4 Nisan 2025'te ziyaretçilerini ağırlamaya başlayan mağaza, geç neo-klasik mimarisiyle dikkat çeken Palazzo Taverna'da yer alıyor. Binanın mimari dönüşümü, dünyaca ünlü mimar Peter Marino'nun imzasını taşıyor. Ziyaretçilerini, şehrin geleneksel mimarisinden ilham alan geniş iç avlular, doğal ışıkla aydınlanan cam tavanlı alanlar ve Milanolu ustaların işçiliğiyle yeniden hayat bulan taş detaylar karşılıyor. Mağaza hem Louis Vuitton'un Fransız zarafetini hem de Milano'nun kendine özgü tasarım anlayışını yansıtan bir buluşma noktası olmayı hedefliyor.

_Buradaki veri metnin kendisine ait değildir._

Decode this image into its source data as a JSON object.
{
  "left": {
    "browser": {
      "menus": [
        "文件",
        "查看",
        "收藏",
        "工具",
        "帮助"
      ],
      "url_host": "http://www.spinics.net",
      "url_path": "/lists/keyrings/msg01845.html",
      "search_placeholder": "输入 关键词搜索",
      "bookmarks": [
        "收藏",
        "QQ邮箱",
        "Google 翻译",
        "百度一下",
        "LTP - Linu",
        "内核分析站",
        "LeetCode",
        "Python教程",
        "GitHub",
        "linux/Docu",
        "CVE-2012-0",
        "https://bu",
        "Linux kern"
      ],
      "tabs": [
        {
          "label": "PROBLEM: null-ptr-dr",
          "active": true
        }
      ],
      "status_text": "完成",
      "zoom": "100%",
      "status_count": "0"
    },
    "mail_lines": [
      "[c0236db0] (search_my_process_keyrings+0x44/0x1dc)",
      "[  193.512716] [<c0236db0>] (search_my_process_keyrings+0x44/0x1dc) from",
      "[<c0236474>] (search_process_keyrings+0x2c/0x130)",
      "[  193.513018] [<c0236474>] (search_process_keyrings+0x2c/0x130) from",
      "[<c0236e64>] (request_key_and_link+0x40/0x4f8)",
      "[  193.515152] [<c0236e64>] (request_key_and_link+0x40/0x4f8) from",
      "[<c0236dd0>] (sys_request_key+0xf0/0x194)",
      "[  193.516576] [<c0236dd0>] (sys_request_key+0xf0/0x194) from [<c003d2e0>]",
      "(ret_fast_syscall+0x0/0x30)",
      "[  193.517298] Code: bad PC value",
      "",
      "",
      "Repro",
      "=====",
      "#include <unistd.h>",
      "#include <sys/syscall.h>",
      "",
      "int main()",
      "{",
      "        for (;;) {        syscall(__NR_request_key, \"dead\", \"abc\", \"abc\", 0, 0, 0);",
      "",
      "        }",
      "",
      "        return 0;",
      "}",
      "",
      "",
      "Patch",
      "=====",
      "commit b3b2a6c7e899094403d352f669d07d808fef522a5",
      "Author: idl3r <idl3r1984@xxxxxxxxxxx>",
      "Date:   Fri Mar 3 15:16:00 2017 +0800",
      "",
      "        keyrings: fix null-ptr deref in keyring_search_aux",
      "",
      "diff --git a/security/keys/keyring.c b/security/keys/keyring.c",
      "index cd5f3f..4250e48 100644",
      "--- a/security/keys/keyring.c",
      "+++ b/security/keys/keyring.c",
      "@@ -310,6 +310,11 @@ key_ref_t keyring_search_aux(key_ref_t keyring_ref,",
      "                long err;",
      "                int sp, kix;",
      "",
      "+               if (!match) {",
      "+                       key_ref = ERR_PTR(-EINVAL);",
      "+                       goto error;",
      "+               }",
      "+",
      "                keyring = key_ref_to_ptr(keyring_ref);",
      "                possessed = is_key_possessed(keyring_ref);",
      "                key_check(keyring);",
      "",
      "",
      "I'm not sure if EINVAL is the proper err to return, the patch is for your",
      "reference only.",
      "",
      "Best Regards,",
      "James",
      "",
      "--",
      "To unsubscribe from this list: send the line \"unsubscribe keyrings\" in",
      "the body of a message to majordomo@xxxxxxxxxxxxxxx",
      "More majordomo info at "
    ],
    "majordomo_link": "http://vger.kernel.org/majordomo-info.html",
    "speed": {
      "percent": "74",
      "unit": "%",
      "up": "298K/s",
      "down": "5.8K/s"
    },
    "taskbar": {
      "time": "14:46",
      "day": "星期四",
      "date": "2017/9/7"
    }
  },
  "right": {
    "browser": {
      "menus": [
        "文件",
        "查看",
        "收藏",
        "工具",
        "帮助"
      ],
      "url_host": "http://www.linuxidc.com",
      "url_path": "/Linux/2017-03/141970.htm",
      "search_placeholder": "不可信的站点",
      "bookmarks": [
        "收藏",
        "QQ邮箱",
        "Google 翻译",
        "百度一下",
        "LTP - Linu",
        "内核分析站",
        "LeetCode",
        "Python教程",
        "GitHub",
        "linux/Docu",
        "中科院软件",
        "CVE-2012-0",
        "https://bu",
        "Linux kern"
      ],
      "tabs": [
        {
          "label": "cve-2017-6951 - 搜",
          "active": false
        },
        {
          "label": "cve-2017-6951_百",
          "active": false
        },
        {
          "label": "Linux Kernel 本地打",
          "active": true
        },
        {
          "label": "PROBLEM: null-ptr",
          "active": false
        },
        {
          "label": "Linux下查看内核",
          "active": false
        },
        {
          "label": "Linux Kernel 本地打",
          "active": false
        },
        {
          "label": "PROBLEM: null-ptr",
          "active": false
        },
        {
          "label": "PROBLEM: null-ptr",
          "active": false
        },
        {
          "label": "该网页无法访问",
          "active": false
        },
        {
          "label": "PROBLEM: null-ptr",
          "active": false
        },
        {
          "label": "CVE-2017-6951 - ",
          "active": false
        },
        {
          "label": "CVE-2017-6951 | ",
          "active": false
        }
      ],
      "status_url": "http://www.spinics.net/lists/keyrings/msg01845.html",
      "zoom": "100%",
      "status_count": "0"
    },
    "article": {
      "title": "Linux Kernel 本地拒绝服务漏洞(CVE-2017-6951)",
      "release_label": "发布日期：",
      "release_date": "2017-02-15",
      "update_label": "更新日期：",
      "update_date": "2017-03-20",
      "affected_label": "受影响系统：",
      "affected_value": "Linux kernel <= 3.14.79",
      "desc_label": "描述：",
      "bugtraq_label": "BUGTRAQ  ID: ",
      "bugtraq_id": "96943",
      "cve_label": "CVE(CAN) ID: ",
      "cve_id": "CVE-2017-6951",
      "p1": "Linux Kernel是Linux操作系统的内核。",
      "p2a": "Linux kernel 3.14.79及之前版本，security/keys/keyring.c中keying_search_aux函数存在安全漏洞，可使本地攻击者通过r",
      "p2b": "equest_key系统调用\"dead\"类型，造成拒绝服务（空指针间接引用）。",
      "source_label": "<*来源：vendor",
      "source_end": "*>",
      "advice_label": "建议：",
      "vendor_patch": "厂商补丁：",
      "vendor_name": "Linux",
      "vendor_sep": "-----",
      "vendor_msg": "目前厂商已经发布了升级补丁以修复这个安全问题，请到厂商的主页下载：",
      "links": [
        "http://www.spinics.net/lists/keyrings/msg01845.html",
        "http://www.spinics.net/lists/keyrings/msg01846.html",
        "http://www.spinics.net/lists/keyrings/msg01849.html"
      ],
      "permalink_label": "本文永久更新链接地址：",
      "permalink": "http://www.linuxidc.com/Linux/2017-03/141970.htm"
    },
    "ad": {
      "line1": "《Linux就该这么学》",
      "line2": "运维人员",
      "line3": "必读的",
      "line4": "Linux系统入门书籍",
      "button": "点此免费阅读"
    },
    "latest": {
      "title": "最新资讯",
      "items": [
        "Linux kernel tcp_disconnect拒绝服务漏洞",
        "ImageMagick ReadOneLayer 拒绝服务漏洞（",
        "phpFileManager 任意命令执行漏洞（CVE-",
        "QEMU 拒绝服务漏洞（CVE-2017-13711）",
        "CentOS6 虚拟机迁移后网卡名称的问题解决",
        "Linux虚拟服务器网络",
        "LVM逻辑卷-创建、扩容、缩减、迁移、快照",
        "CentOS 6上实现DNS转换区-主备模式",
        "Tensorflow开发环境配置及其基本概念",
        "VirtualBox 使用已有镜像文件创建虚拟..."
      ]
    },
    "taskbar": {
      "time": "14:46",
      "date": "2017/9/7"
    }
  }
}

Yeni açılan mağaza yalnızca bir alışveriş alanı değil, aynı zamanda sanat, tasarım ve gastronominin buluştuğu çok katmanlı bir kültür noktası. İç mekânda, Carla Accardi, Mimmo Paladino ve Peter Halley gibi sanatçıların eserlerine yer verilirken, Gio Ponti, Osvaldo Borsani ve Ico Parisi gibi isimlerin mobilyaları da mekâna karakter katıyor. Mağazanın ikinci katı tamamen Louis Vuitton Home koleksiyonlarına ayrılmış durumda. Objets Nomades koleksiyonunun kalıcı bir köşesi bulunuyor; ayrıca tekstil ürünleri, masaüstü tasarımlar ve özel oyun masaları gibi parçalarla zenginleştirilmiş bir yaşam alanı yaratılmış. Asnières'deki tarihi Vuitton evinin yemek odasından ilhamla tasarlanan Art de la Table odası ise markanın geçmişine saygı duruşunda bulunuyor.
Gastronomi alanında da ses getirecek yenilikler sunan mağazada, üç Michelin yıldızlı Da Vittorio restoran grubuyla iş birliği içinde iki yeni mekân açıldı. Eski avluya konumlanan Da Vittorio Café Louis Vuitton, el boyaması tekstillerle döşenmiş mobilyaları, yeşil bitkilerle çevrili atmosferi ve cam tavanlı iç bahçesiyle dikkat çekiyor. Menüde, mevsimsel ürünlerle hazırlanmış yaratıcı atıştırmalıklar yer alıyor. Mozzarella, pesto ve üç farklı domatesle hazırlanan İtalyan yorumlu tostlar; dört farklı yumurta çeşidiyle sunulan tabaklar ve Louis Vuitton imzası taşıyan tatlılar menünün öne çıkanları arasında.
Via Bagutta'da açılan DaV by Da Vittorio Louis Vuitton ise, İtalyan mutfağını modern bir yorumla sunan "casual fine dining" konseptini benimsiyor. Renkli, enerjik iç mekânında Katherine Bernhardt imzalı Pink Panther tablosu gibi sürpriz detaylar barındıran restoran, sadece İtalyan yemekleri servis ediyor. Sunumlarda Louis Vuitton evrenine göndermeler dikkat çekiyor; örneğin safranlı risotto, markanın monogram çiçeği formunda servis ediliyor. Menüdeki tüm ürünler mevsimsel ve yerel kaynaklardan temin ediliyor; bu da hem şeflerin yaratıcılığını destekliyor hem de Da Vittorio kalitesini pekiştiriyor.
Tasarımı, zanaati, sanatı ve lezzeti bir araya getiren bu yeni Louis Vuitton adresi, Milano'nun kalbinde modern lüks anlayışını yeniden tanımlıyor. Via Montenapoleone'deki bu özel yapı, sadece bir mağaza değil; kültür, stil ve deneyimin iç içe geçtiği çağdaş bir buluşma noktası.